At the most basic level we could just spit out precanned data for a given byte command. Maybe load them from a config file.

sPI device interfaces aren’t that consistent though. Maybe it’s a command followed by 3 address bytes (spi flash), maybe it’s a write and read back operation (spi SRAM, psram). Sometimes it’s a configuration register being set that should have some effect later (ADC?).

It feels like the options are something really basic (a text file with commands to match and the response to give), or a full fledged script system as mentioned by dreg.

Is there an existing scripting framework to integrate? Micropython exists. I wouldn’t want to roll my own as it would never be as nice as something properly maintained. We’d need basic logic (if then else), some way to store data?, A timer for your use case, etc, etc.

I can make something very basic to test. I’m not sure how useful it would be, but we can see how it works:

Address Bytes RX Bytes TX Data TX
3 3 ? 0 1 2 3 4 5 6 7 8 9 10

For example an SPI flash read command is 0x03, followed by 3 address bytes (depending on density), the we return some bytes.

Immediately we run into a problem. 0x03 sets up a read, which can then read out the entire chip (say 64Mbits). If we reach the end of the Data TX and the read is still happening, what is the best behavior? I guess looping back to the beginning of the dummy data.

If a single or a very small number of slave commands would be useful, we could add a slave command that loads a single command and response into RAM.

slave -a 0x03 -r 0x03 -t 0 1 2 3 4 5 6 7 8 9 10

Something similar to above but listening for a single command at a time.

The other aspect is speed. I believe you mentioned 65.2mhz, and that’s going to be an issue for several reasons.

At 62.5MHz we only have two clock ticks to respond to the command. It will take the RP2040 way longer than that to decide how to respond to the command and load the data to output.

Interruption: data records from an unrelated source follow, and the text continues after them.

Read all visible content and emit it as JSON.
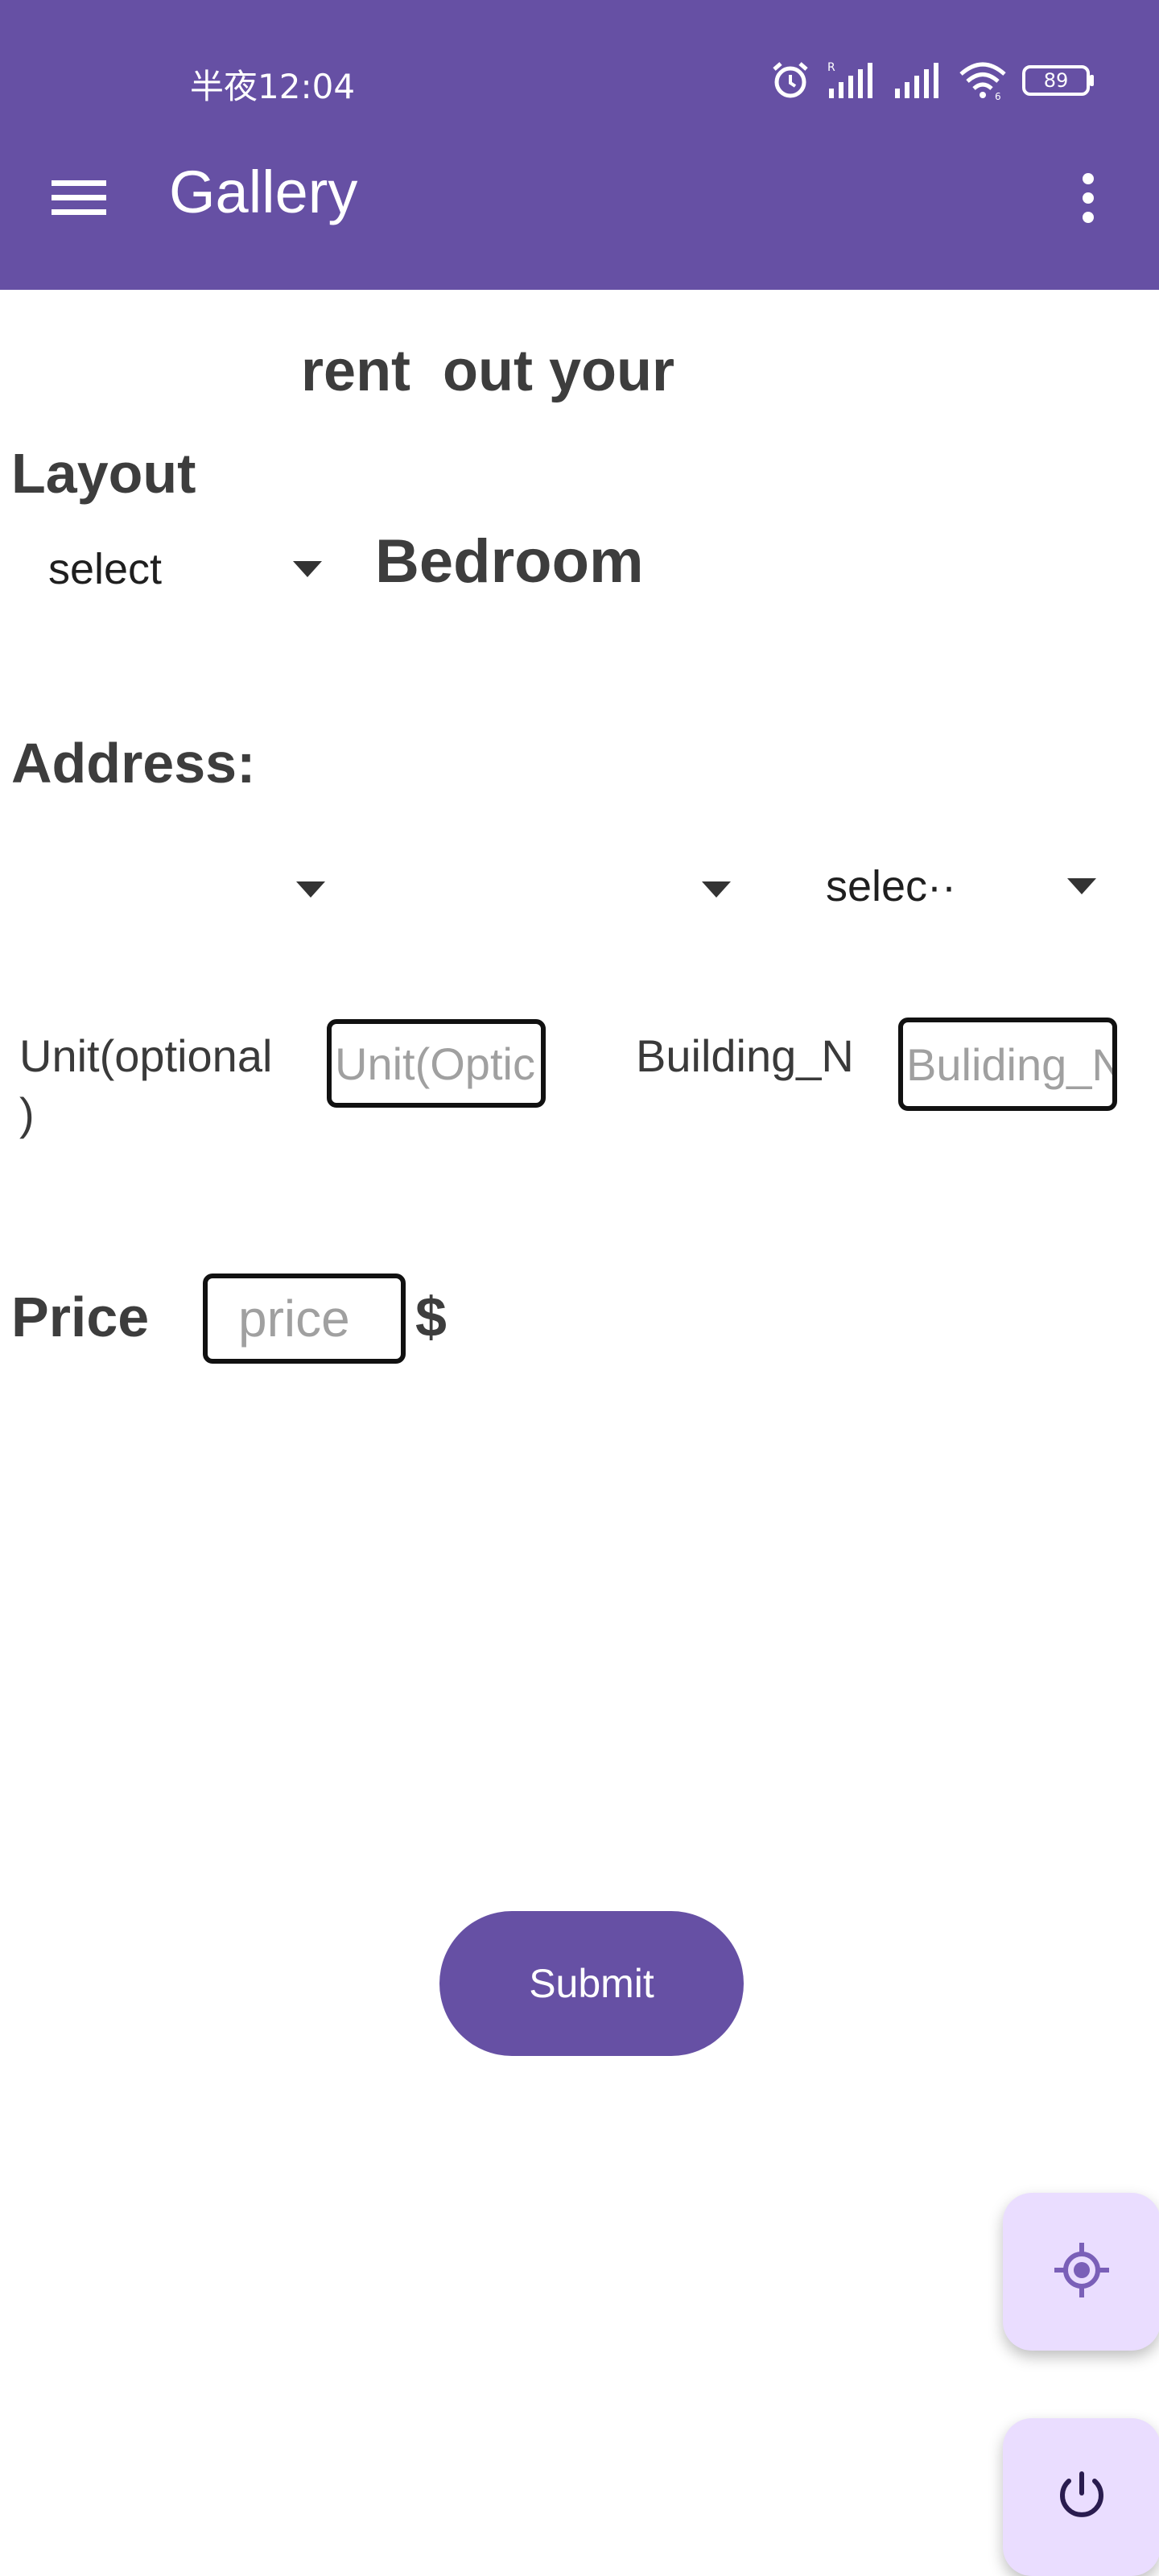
{
  "status_bar": {
    "time": "半夜12:04",
    "battery": "89",
    "icons": [
      "alarm-icon",
      "signal-icon",
      "signal-icon",
      "wifi-icon",
      "battery-icon"
    ]
  },
  "app_bar": {
    "title": "Gallery",
    "icons": [
      "menu-icon",
      "more-vert-icon"
    ],
    "color": "#6650a4"
  },
  "form": {
    "heading": "rent  out your",
    "layout_label": "Layout",
    "layout_select_value": "select",
    "bedroom_label": "Bedroom",
    "address_label": "Address:",
    "address_select_1_value": "",
    "address_select_2_value": "",
    "address_select_3_value": "selec··",
    "unit_label_line1": "Unit(optional",
    "unit_label_line2": ")",
    "unit_placeholder": "Unit(Optic",
    "building_label": "Building_N",
    "building_placeholder": "Buliding_N",
    "price_label": "Price",
    "price_placeholder": "price",
    "currency": "$",
    "submit_label": "Submit"
  },
  "fabs": {
    "icons": [
      "gps-locate-icon",
      "power-icon"
    ],
    "color": "#eaddff"
  }
}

Second, the buffers and protection resistors usually top out at 14-20MHz, depending on how everything is connected.

It might be realistic to aim for a 10MHz slave if we’re only watching for a single command, or use a lookup table (how to load this?).

I will test the SPI peripheral in slave mode so I understand how it works, but this will only echo the master data into the Bus Pirate terminal. The real grind is designing an interface that is generally useful beyond one specific project.

I made a simple slave command in SPI mode (not pushed):

SPI> {0}{1}{2}

CS Enabled
TX: 0(3)
CS Disabled
CS Enabled
TX: 1(4)
CS Disabled
CS Enabled
TX: 2(5)
CS Disabled
SPI> {0}

CS Enabled
TX: 0(6)
CS Disabled

Master.

SPI> slave
Starting SPI slave
Read: 00, Wrote: 04
Read: 01, Wrote: 05
Read: 02, Wrote: 06
Read: 00, Wrote: 07

Slave.

There is an off by a byte error, probably because I’m using the sdk function wrong. By default the RP2040 spi uses a CS between each byte, which is madness, so let’s try to do a full frame…

SPI> {0 1 2}

CS Enabled
TX: 0(5) 1(5) 2(134)
CS Disabled
Read: 04, Wrote: 06
Read: 00, Wrote: 07
Read: 02, Wrote: 08

Mode one does seem to work. Values RX and TX are wrong, but again, I think I am misunderstanding how the SDK slave function is supposed to be used.

Pushed the test code to spi_slave branch.